Friends can quickly become enemies when money’s involved! The ideal scenario is everyone contributing equally and on time, though this takes work.
Giving everyone their own utility and calculating shares is one way of doing it. Of course, this depends on whether your number of tenants matches the number of bills!
Also does one person always have the cash to pay the whole bill? If they struggle then the whole arrangement could fall apart.
A joint account is easier in some ways, because you pay in and the bank does the rest. Having said that, it still relies on people contributing on time.
Sometimes student house shares are random and you won’t know the people you’re living with. Watch out for complex arrangements you may need to ditch in a hurry.
Want to know a simple solution?
Apps! They’re great for doing the legwork when you want to organise. Splittable is a recommended app that helps avoid bust ups.
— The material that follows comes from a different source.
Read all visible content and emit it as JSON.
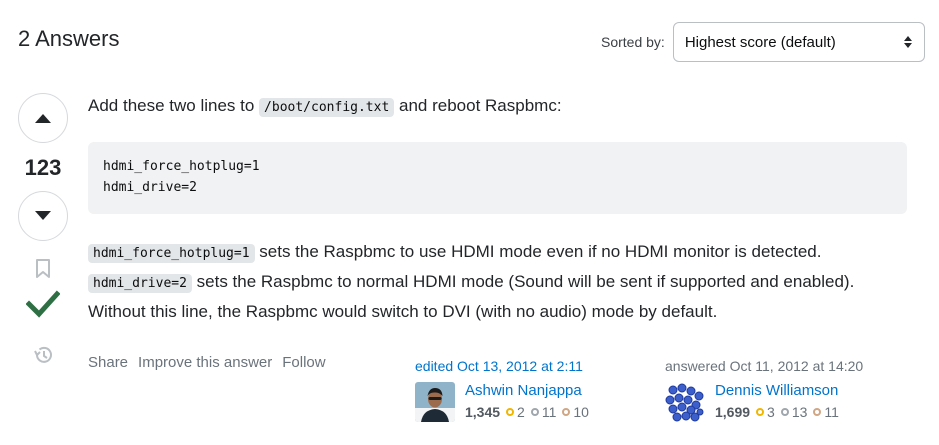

It takes all your outgoings and quickly divides them up, making things clear from the get-go. Perfect if maths isn’t your forte, and you’re wrangling over numbers.
There’s so much information we can give you about paying your bills and saving money, we’d feel bad if we didn’t squeeze it all in. So here are some bite-sized tips:
1. Put everyone’s name on the contract.
Unless you’re living alone, this is a group effort. If a bill is in your name alone the buck stops with you.
With the best will in the world, things can go wrong and you could find yourself lumbered with a big debt. Everyone should be pitching in, not copping out.
2. Be punctual.
Make a note of due dates and stick to them as closely as possible. Companies like prompt payers, and you may be offered rewards as a result.
3. Watch out for hidden fees.
Not all costs are obvious, and you’ll give yourself eye strain going through the contract. You have to - there are always conditions attached.
Are bills included in the rent? You won’t have to worry about arranging payments if the bills are handled by your landlord. You just have to pay the rent on time!
4. Pay by direct debit.
These days it’s preferred that you pay automatically by direct debit. Incentives are offered for this and you save money in the long run.
5. Don't jump in for dual fuel.
This looks convenient but can be problematic. It’s easy having one company providing your gas and electric, but it’s not always the best deal.
Log on and check out a range of offers before you settle on dual fuel. It could be that separate energy bills work out cheaper for you.
6. Earn cashback.
Strange as it sounds, there are companies who pay you to pay your bills! Some current accounts reward you for direct debit bill payments with cashback.
If you don’t know about cashback, it’s a way of “earning” extra on top without doing much. The sums aren’t huge but there’s enough of a return to make it worthwhile.
7. Pay the right way.
In most cases you’re given various options for paying your bills.
Monthly, quarterly or yearly are common, but there are others.
Obviously if you pay every year then that’s a big hit to take financially. Spreading costs throughout the 12 months could save you money.
You’ll have a credit check. For big things like rent, landlords need to know you’re trustworthy. A credit check is one way of guaranteeing that.
The checks depend on debt gained via credit or debit cards, which is quite confusing but that’s how the system works. If you’ve never had a card it’s an issue.
Your debt trail is then traced to see if you’ve been paying the money back and acting responsibly. If you’ve been reckless early on you’ll have a bad credit score.